The Toyota Way: How the automotive giant manages health and safety
Toyota is the largest automotive manufacturing company in the world, producing in excess of 10 million vehicles each year. Its factory floors are busy, bustling places full of state-of-the-art manufacturing robots and equipment, moving vehicles and thousands of workers, so health and safety is top of the agenda.
Manufacturing Global goes behind the scenes at Toyota to understand a little bit more about its comprehensive health and safety strategy.
Toyota’s health and safety strategy is very much governed by the company’s world-class principles, known collectively as the Toyota Production System.
The company’s health and safety strategy is known as K-HYP - short for Kaizen and How’s Your Process. Toyota management teams at each facility meet every morning to discuss safety and wellness as well as quality, efficiency and other metrics you would expect at a manufacturing plant. During the meetings, managers pass around a clipboard to each team member, asking them to for input on any safety issue, injury or improvement suggestions they may have. Underpinning the meeting is the question: How is your process?
After the meeting, those managers meet with each worker individually to discuss their issues and develop a solution, whether it's for a sore elbow or a slip risk. “We are looking for ways to improve safety, quality and productivity all at once,” said Dixon Churchill, manager of environmental health and safety at Toyota Industrial Equipment Manufacturing, talking to EHS Today, “So we merged both sides of it into one daily discussion."
The effect of this approach is two-fold, he explains. First, the system empowers the individual workers to take an active role in developing a safer, better system for their daily production responsibilities. But it also empowers managers across the floor to take a more active role in the EHS conversation.
“While these leaders are certainly responsible for the overall objective of meeting their production numbers and quality numbers on a daily basis, this system puts safety numbers very much on the forefront of that team,” he explained.
For a company the size of Toyota, continuous improvement when it comes to EHS is critical to success and long-term sustainability.
Training: Key to continuous health and safety success
As well as having daily management meetings, Toyota is also dedicated to developing a group-wide culture of health and safety from the grassroots up. To this end, the company runs a six-day training for every new hire – permanent or temp – as standard. Every single employee on the production floor must pass through the training program before working on a station.
Churchill explains the outline of the program: “Our orientation process includes three full days of classroom training,” he said. “We have 11 different classes as part of the orientation process, including environmental classes and we supplement those with side-line dojos where they can observe the specifics about the tools and processes they are going to be using.”

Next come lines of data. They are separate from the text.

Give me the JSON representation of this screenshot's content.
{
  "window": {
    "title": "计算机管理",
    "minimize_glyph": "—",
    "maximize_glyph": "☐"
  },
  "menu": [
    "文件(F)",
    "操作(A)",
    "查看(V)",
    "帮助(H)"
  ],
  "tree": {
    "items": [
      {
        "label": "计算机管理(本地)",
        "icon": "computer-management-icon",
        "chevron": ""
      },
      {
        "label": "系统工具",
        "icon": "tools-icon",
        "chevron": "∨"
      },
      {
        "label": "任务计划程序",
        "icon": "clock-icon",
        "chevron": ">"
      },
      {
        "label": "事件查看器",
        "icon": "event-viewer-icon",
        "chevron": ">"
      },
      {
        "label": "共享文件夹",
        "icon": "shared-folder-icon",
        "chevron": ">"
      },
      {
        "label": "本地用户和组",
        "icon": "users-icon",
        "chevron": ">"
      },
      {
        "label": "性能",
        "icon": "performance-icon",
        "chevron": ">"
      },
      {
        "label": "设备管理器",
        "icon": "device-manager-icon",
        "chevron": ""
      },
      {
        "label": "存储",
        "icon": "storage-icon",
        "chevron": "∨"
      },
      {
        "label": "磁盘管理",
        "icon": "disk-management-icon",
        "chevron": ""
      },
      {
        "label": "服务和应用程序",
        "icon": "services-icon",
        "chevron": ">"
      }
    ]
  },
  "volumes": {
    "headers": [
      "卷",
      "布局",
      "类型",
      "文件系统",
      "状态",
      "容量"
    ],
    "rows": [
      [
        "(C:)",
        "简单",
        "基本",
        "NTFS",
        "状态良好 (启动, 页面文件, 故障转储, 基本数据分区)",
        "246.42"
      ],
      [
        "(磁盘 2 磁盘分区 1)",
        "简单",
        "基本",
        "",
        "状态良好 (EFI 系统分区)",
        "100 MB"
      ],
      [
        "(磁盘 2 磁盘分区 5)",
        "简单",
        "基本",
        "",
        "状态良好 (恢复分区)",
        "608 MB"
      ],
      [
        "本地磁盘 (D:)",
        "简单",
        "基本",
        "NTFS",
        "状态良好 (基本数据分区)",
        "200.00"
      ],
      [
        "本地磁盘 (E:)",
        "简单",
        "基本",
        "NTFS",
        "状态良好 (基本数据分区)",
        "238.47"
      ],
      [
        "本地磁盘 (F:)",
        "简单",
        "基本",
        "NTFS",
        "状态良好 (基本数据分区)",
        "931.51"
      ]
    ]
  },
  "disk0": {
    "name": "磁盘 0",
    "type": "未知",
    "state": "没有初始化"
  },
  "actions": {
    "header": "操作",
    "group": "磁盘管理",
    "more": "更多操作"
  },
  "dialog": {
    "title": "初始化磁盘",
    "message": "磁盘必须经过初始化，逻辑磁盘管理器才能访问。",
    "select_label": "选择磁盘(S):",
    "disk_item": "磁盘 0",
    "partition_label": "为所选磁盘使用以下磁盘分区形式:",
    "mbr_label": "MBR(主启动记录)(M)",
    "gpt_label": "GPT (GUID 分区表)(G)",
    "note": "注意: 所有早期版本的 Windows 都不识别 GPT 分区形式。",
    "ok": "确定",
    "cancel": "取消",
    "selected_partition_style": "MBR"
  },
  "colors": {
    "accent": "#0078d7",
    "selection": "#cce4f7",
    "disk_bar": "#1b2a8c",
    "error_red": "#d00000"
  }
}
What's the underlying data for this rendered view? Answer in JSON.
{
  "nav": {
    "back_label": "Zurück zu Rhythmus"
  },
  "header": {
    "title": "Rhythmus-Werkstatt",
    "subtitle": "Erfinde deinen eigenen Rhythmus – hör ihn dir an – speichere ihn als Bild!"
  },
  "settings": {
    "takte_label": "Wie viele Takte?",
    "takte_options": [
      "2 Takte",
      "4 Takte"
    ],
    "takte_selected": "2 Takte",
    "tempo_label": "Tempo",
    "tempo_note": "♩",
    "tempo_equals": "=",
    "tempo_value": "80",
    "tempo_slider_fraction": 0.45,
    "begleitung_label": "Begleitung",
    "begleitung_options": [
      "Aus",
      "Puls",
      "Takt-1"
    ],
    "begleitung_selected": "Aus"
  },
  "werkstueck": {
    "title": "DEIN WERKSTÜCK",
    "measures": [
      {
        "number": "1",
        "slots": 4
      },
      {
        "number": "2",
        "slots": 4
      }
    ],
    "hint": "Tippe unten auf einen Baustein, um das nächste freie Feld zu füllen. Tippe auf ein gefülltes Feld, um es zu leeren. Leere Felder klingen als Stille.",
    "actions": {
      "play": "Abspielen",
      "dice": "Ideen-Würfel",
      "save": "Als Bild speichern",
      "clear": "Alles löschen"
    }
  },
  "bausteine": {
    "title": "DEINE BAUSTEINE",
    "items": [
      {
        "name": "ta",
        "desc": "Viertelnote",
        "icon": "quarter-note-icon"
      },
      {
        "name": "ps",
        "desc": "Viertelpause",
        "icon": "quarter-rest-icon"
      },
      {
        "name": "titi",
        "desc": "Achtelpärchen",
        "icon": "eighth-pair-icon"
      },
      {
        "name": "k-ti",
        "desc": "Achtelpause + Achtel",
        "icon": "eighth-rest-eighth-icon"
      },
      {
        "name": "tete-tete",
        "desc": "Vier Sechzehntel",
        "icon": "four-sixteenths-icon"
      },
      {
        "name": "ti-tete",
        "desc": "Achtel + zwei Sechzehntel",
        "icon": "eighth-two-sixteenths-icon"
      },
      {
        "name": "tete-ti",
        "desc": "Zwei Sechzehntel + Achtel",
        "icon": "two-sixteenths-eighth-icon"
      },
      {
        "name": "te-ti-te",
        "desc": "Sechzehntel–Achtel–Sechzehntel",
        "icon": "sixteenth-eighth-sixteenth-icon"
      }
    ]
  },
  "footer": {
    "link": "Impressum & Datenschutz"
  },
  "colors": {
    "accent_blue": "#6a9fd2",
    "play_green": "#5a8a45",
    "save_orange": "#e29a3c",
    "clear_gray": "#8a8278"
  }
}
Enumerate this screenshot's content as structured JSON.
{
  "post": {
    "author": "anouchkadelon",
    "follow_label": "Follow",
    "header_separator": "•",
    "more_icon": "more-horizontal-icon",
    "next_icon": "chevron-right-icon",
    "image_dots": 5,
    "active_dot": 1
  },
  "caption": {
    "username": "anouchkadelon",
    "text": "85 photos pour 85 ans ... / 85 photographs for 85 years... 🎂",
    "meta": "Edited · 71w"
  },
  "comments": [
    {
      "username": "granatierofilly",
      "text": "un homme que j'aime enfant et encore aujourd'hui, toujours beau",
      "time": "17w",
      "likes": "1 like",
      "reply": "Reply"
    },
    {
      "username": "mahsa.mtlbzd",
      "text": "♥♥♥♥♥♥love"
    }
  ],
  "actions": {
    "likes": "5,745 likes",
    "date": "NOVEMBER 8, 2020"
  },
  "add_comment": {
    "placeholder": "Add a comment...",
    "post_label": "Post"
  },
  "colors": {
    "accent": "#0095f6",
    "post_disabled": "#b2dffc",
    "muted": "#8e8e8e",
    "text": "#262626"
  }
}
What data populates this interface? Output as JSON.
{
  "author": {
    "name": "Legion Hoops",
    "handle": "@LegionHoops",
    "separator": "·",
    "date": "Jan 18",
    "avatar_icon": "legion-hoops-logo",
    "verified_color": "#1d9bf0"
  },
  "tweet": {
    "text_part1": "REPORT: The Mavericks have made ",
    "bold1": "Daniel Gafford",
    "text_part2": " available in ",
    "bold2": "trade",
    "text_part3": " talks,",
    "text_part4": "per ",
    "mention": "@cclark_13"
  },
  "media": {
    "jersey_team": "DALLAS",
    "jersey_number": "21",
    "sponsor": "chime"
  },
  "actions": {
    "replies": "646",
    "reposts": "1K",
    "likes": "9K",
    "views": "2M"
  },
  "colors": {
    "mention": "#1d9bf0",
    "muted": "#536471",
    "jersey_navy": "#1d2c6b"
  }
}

In the center of each plant is an enormous cell dedicated solely to safety training, referred to as the ‘safety dojo’. The dojo is lined with PPE, instructions, charts and training gear and gives new recruits the opportunity to work with the systems first hand, before being let lose on the production floor.
Safety is taught from day one, even before employees have a chance to get to grips with the actual manufacturing process. It’s ingrained in the minds of every worker on the production line. That being said, safety is not a one-time experience for Toyota employees, but an ongoing process. Every year, Toyota employees revisit their dojo training to reinforce that early education and correct lapses or bad habits picked up over time.
Combined with the K-HYP system, this not only expands the reach of EHS through all levels of the organization, but it ensures that everyone it reaches is, in some way, an EHS expert.